Il a d’abord fallu procéder au ramassage des morts du choléra. Six
circuits de ramassage ont été organisés, utilisant en tout jusqu’à douze
véhicules qui passaient au moins deux fois par jour dans les rues de Goma et
de sa proche banlieue. Au début, pendant les premières semaines, les soldats
français ont ramassé seuls les cadavres puis de la main d’oeuvre locale a été
embauchée et rétribuée pour cette tâche. Les ONG et les particuliers ont
participé à l’enlèvement des corps, ce qui a considérablement accru les
capacités disponibles. En tout, 5 500 cadavres ont été ramassés jusqu’à la
mi-août, et il a fallu les ensevelir. En liaison avec le génie, le BSL a ouvert
une fosse commune à côté de l’aéroport. Au bout de quatre à cinq jours, il a
été nécessaire d’organiser l’accès à la fosse pour éviter les encombrements et
faciliter le travail des engins. Cette zone était comme un immense chantier.
Les soldats du bataillon de soutien logistique réceptionnaient les véhicules
amenant les cadavres, les dirigeaient vers les fosses déjà creusées, faisaient
déverser les corps par les engins du génie, puis traitaient l’ensemble à la
chaux avant remise en place de la terre.
Au bout de dix jours, le site a été saturé car 17 000 cadavres y
avaient été enterrés. Une deuxième fosse a été ouverte à côté de la frontière.

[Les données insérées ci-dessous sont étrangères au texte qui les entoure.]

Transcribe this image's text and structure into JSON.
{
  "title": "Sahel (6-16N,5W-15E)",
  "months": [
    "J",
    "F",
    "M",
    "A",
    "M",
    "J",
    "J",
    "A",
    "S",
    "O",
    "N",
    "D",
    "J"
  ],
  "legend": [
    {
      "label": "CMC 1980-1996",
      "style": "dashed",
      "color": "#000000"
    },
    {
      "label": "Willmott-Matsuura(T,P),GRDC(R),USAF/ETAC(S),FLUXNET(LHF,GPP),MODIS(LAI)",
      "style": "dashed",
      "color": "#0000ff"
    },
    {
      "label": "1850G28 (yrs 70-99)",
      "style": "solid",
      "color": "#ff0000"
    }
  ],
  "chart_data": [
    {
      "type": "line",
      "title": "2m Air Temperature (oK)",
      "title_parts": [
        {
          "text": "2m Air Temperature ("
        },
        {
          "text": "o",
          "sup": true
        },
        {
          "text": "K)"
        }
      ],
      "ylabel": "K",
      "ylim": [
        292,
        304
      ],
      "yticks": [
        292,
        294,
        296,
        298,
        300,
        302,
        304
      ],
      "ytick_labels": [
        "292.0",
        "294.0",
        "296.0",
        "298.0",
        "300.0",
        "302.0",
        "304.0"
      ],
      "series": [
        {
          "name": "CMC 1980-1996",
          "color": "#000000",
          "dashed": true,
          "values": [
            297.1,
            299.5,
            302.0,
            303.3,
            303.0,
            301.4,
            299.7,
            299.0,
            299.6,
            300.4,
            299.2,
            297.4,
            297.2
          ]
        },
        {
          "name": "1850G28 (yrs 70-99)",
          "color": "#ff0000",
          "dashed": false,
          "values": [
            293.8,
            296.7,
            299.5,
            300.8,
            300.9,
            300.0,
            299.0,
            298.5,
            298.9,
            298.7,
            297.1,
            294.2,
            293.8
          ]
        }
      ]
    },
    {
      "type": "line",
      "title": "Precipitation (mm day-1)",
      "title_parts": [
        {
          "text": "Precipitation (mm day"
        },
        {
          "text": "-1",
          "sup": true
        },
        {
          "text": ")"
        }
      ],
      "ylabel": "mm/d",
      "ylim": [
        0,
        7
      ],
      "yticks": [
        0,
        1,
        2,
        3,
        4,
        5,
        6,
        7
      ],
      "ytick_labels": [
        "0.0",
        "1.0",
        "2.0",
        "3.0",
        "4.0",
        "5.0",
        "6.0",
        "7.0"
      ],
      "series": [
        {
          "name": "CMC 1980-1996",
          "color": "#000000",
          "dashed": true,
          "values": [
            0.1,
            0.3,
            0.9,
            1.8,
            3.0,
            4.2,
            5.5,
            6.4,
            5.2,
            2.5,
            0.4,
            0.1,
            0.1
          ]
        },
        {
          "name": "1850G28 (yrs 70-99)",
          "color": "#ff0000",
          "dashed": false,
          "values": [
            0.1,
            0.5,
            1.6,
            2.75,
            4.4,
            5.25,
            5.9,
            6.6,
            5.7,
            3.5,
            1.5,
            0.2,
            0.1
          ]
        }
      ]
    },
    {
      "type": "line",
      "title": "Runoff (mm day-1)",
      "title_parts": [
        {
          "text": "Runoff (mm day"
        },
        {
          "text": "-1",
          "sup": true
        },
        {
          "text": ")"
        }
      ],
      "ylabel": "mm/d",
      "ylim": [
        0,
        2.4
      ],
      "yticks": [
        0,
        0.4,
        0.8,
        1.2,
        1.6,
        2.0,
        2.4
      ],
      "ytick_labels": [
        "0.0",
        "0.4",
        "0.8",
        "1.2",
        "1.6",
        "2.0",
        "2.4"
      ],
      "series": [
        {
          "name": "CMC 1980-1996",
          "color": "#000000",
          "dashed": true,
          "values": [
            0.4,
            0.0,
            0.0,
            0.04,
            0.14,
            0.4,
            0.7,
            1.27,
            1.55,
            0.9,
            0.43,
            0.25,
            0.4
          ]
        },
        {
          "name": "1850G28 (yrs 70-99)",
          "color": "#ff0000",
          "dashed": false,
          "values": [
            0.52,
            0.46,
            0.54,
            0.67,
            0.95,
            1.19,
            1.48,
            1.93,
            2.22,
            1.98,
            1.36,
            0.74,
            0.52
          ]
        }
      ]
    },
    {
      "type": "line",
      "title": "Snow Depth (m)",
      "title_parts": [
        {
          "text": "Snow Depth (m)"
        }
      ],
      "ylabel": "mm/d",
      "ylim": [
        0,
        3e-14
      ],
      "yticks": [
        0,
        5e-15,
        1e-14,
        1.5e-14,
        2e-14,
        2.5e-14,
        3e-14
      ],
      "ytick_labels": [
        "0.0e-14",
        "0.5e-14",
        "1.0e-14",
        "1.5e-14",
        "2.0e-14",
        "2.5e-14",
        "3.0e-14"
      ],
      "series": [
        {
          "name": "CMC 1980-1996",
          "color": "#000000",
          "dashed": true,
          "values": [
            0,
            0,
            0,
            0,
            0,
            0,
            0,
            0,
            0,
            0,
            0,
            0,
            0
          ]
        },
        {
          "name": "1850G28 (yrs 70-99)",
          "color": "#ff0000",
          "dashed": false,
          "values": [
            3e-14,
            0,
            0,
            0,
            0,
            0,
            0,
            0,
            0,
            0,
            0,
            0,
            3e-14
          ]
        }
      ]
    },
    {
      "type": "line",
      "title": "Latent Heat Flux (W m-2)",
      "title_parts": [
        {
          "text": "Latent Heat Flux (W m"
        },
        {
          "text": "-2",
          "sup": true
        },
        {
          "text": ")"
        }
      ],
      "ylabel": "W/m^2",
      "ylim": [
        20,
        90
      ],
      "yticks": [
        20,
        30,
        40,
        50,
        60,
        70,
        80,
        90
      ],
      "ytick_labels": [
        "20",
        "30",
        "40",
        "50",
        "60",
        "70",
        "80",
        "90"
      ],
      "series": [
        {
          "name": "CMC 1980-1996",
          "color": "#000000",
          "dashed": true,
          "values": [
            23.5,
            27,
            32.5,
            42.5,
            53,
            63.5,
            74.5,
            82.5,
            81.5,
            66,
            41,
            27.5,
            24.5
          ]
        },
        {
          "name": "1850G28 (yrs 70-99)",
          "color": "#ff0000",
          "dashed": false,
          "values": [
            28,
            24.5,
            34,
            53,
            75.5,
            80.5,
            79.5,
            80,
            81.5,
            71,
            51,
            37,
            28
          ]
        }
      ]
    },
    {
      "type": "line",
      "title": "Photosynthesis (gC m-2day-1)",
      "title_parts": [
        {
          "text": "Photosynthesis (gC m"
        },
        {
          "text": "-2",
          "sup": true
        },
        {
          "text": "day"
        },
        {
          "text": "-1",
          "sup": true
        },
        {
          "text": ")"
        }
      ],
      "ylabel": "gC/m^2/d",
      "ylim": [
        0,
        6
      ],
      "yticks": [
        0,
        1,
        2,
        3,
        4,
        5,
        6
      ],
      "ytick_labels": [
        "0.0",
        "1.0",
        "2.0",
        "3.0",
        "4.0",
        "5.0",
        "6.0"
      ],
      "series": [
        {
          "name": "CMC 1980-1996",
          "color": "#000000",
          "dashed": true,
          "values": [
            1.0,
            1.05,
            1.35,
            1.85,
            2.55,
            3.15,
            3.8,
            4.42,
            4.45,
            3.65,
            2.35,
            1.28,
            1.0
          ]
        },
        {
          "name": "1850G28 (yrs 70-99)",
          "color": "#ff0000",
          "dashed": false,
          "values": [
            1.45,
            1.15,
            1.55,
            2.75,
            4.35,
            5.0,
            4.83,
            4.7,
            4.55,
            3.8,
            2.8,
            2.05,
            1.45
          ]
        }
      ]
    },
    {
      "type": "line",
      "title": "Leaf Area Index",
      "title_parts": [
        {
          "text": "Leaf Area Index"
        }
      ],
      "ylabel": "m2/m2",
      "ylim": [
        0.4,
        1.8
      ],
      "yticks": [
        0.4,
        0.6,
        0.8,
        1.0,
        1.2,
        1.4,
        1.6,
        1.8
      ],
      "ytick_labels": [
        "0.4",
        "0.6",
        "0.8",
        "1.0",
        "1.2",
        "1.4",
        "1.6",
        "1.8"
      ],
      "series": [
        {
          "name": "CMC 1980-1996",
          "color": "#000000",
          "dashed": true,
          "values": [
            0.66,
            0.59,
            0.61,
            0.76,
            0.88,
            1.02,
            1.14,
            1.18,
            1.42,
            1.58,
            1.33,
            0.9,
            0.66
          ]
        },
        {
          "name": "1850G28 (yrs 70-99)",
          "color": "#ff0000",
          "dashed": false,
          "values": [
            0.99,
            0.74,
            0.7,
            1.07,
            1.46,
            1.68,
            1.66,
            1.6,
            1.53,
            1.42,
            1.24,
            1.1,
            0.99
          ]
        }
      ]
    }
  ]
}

Le nombre des inhumations a été évalué, pour les deux fosses, à un total de
42 000 à 45 000. Les personnels du BSL ont travaillé sur ces sites pendant
plus d’un mois, à raison d’une dizaine d’heures par jour.
Le Colonel Alain Le Goff a également évoqué l’assistance médicale
aux populations en précisant que le service de santé avait été sollicité très tôt
à cet effet. Dès le 30 juin, il avait opéré et soigné une centaine de Tutsis
évacués de la zone humanitaire sûre vers Goma par hélicoptère. L’irruption
des réfugiés dans Goma a amené à prendre en charge de très nombreux
malades et blessés, notamment lorsque le FPR a tiré six obus de 120 mm qui
sont tombés sur un quartier populaire, aux abords de l’aéroport, le 17 juillet.
La bioforce arrivée courant août a contribué, par ses campagnes de
vaccination massive, à juguler avec succès les épidémies de méningite et de
choléra. Son intervention dans les camps au nord et à l’ouest de Goma
nécessitait un renforcement en moyens de transmission, transport, circulation
et infanterie, afin d’assurer la sécurité des médecins dans ces zones qui
étaient devenues dangereuses.
Dans le flot des réfugiés, il y avait des orphelins, âgés de cinq à
douze ans. Dés la première nuit, une dizaine d’enfants étaient venus se mettre
sous la protection des soldats français qui étaient de garde aux abords de la
route. Ces soldats leur ont donné à boire et à manger. Très vite, ils sont
devenus trente, puis cinquante à la fin de la nuit. Après avoir rendu compte
au Poste de commandement interarmées de théâtre (PCIAT), les militaires
français les ont transportés auprès de personnes ou d’associations qui les ont
pris en charge. Mais pendant une quinzaine de jours, tous les matins, le BSL
a eu ainsi à convoyer de trente à cinquante enfants vers des centres de
regroupement. A chaque fois qu’on amenait des orphelins, les soldats
apportaient des cartons de pain, des boîtes de conserves, des bonbons, des
biscuits qu’ils avaient mis de côté afin de les distribuer aux enfants.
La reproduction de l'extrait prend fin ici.